Моя жизнь среди индейцев, стр. 73

Только один раз за зиму я выбрал время для охоты, так как большую часть времени Ягода находился в разъездах. Мы с Нэтаки однажды отправились охотиться на бизонов вместе лагерем Хвоста Красной Птицы, приветливого мужчины лет тридцати пяти — сорока. Палаток в нашем лагере было мало, но народу много, и мы передвигались налегке. Мы обнаружили бизонов к концу первого дня и разбили лагерь у истоков Армелс-Крика. Никогда я не встречал такого количества бизонов, как здесь. С ближнего холмика мы увидели, что прерия просто черна от них до самых обрывов у берегов Миссури и на восток до холмов у рек Биг-Крукед-Крик и Масселшелл, видневшихся вдали. К югу прерия упиралась в горы Мокасин, а на западе, в той стороне, откуда мы пришли, тоже паслись стада бизонов.

— Ха! — воскликнул Хвост Красной Птицы, подъехавший ко мне. — Кто говорил, что бизоны почти исчезли? Все как прежде! Никогда не видел такого обилия.

— Не забудь, что мы пришли издалека, чтобы встретить их, — возразил я, — и что в прерии на запад и далеко на север отсюда их нет совсем.

— А, это правда, но так долго не продлится. Они, должно быть, временно все перешли на восток, как было уже однажды по рассказам отцов. Они вернутся назад. Конечно, доброе Солнце нас не забудет.

У меня не хватило духу разрушить надежды Хвоста Красной Птицы, рассказать о тех обширных районах на восток и на юг, где уже больше нет бизонов, где даже антилопы фактически истреблены.

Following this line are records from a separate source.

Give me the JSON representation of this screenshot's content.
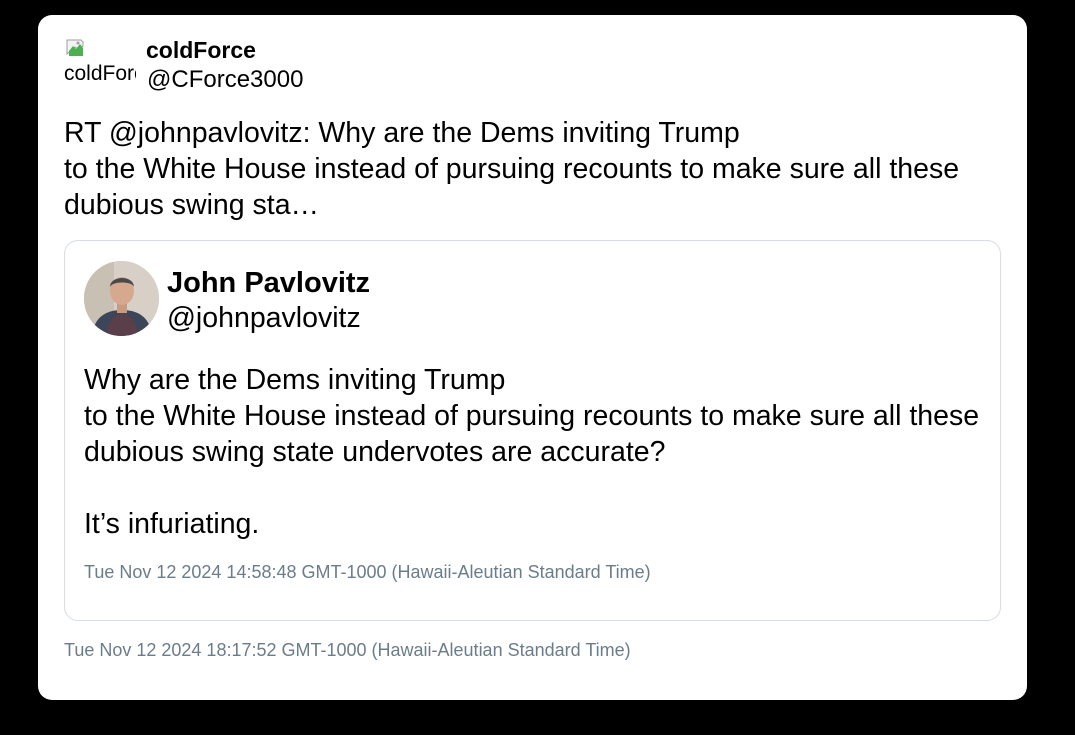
{
  "tweet": {
    "author": {
      "name": "coldForce",
      "handle": "@CForce3000",
      "avatar_alt": "coldForce",
      "avatar_icon": "broken-image-icon"
    },
    "text": "RT @johnpavlovitz: Why are the Dems inviting Trump\nto the White House instead of pursuing recounts to make sure all these dubious swing sta…",
    "timestamp": "Tue Nov 12 2024 18:17:52 GMT-1000 (Hawaii-Aleutian Standard Time)"
  },
  "quoted_tweet": {
    "author": {
      "name": "John Pavlovitz",
      "handle": "@johnpavlovitz"
    },
    "text": "Why are the Dems inviting Trump\nto the White House instead of pursuing recounts to make sure all these dubious swing state undervotes are accurate?\n\nIt’s infuriating.",
    "timestamp": "Tue Nov 12 2024 14:58:48 GMT-1000 (Hawaii-Aleutian Standard Time)"
  },
  "colors": {
    "background": "#000000",
    "card": "#ffffff",
    "timestamp": "#6b7d8a",
    "quote_border": "#d7dde2"
  }
}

Хвост Красной Птицы предводительствовал отрядом, и охотники подчинялись его приказам. Мы подъехали к холму очень рано; осмотрев местность и расположение стад, он решил, что нужно устроить погоню за одним стадом, находившимся на юго-западе от нас, так как оно побежит против ветра в ту же сторону и не потревожит пасущиеся там и сям большие стада. Мы вернулись в лагерь, чтобы позавтракать и подождать, пока люди не оседлают своих лучших лошадей и не будут готовы к выезду. День выдался теплый, на земле лежал снег, но дул мягкий чинук; поэтому Нэтаки поехала с нами, как и большинство других женщин. Благоприятные условия местности позволили нам въехать в край стада, раньше чем поднялась тревога. Стадо понеслось, как и предсказывал Хвост Красной Птицы, на юго-запад против ветра и вверх по пологому склону одного из гребней предгорий. Это было для нас выгодно, так как бизоны не могут бежать быстро на подъем. Зато при беге с холма вниз они легко уходят от самой резвой лошади. Весь вес бизона сосредоточен в передней половине тела; их маленькие короткие задние ноги недостаточно сильны, чтобы придать значительную скорость ненормально широкой груди, громадной голове и тяжелому горбу, когда бизон бежит в гору.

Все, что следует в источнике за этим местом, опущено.